2. Bubenik LJ, Hosgood GL, Waldron DR, et al (2007). Frequency of urinary tract infection in catheterized dogs and comparison of bacterial culture and susceptibility testing results for catheterized and non-catheterized dogs with urinary tract infections. J Am Vet Med Assoc. 231(6):893-9.
3. Eugster S, Schawalder P, Gaschen F, et al (2004). A prospective study of postoperative surgical site infections in dogs and cats. Vet Surg. 33:542-50.
4. Francey T, Gaschen F, Nicolet J, et al (2000). The role of Acinetobacter baumannii as a nosocomial pathogen for dogs and cats in an intensive care unit. J Vet Intern Med. 14:177-83.

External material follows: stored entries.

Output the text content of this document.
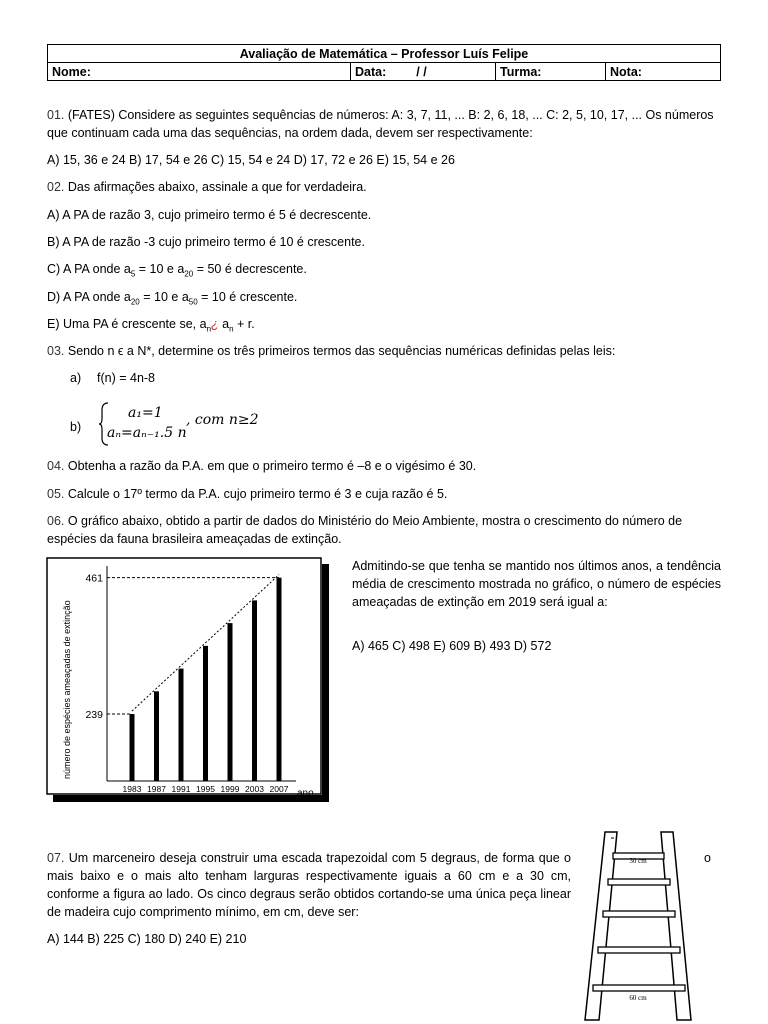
Avaliação de Matemática – Professor Luís Felipe
Nome:	Data: / /	Turma:	Nota:
01. (FATES) Considere as seguintes sequências de números: A: 3, 7, 11, ... B: 2, 6, 18, ... C: 2, 5, 10, 17, ... Os números
que continuam cada uma das sequências, na ordem dada, devem ser respectivamente:
A) 15, 36 e 24 B) 17, 54 e 26 C) 15, 54 e 24 D) 17, 72 e 26 E) 15, 54 e 26
02. Das afirmações abaixo, assinale a que for verdadeira.
A) A PA de razão 3, cujo primeiro termo é 5 é decrescente.
B) A PA de razão -3 cujo primeiro termo é 10 é crescente.
C) A PA onde $a_5 = 10$ e $a_{20} = 50$ é decrescente.
D) A PA onde $a_{20} = 10$ e $a_{50} = 10$ é crescente.
E) Uma PA é crescente se, $a_n¿$ $a_n + r$.
03. Sendo n ϵ a N*, determine os três primeiros termos das sequências numéricas definidas pelas leis:
a) f(n) = 4n-8
b)
a₁=1
aₙ=aₙ₋₁.5 n
, com n≥2
04. Obtenha a razão da P.A. em que o primeiro termo é –8 e o vigésimo é 30.
05. Calcule o 17º termo da P.A. cujo primeiro termo é 3 e cuja razão é 5.
06. O gráfico abaixo, obtido a partir de dados do Ministério do Meio Ambiente, mostra o crescimento do número de
espécies da fauna brasileira ameaçadas de extinção.
número de espécies ameaçadas de extinção
ano
1983 1987 1991 1995 1999 2003 2007
239
461
Admitindo-se que tenha se mantido nos últimos anos, a tendência média de crescimento mostrada no gráfico, o número de espécies ameaçadas de extinção em 2019 será igual a:
A) 465 C) 498 E) 609 B) 493 D) 572
07. Um marceneiro deseja construir uma escada trapezoidal com 5 degraus, de forma que o mais baixo e o mais alto tenham larguras respectivamente iguais a 60 cm e a 30 cm, conforme a figura ao lado. Os cinco degraus serão obtidos cortando-se uma única peça linear de madeira cujo comprimento mínimo, em cm, deve ser:
o
A) 144 B) 225 C) 180 D) 240 E) 210
30 cm
60 cm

5. Greene CE (2006): Nosocomial Infections in Greene CE (ed): Infectious diseases of the dog and cat. 3rd edition. Saunders Elsevier, St. Louis, MO; 997-1007
6. Ogeer-Gyles J, Mathews K, Weese JS, et al (2006). Evaluation of catheter-associated urinary tract infections and multi-drug-resistant Escherichia coli isolates from the urine of dogs with indwelling urinary catheters. J Am Vet Med Assoc. 229:1584-90.
7. Ogeer-Gyles JS, Mathews KA, Boerlin P (2006): Nosocomial infections and antimicrobial resistance in critical care medicine. J Vet Emerg Crit Care 16: 1-18.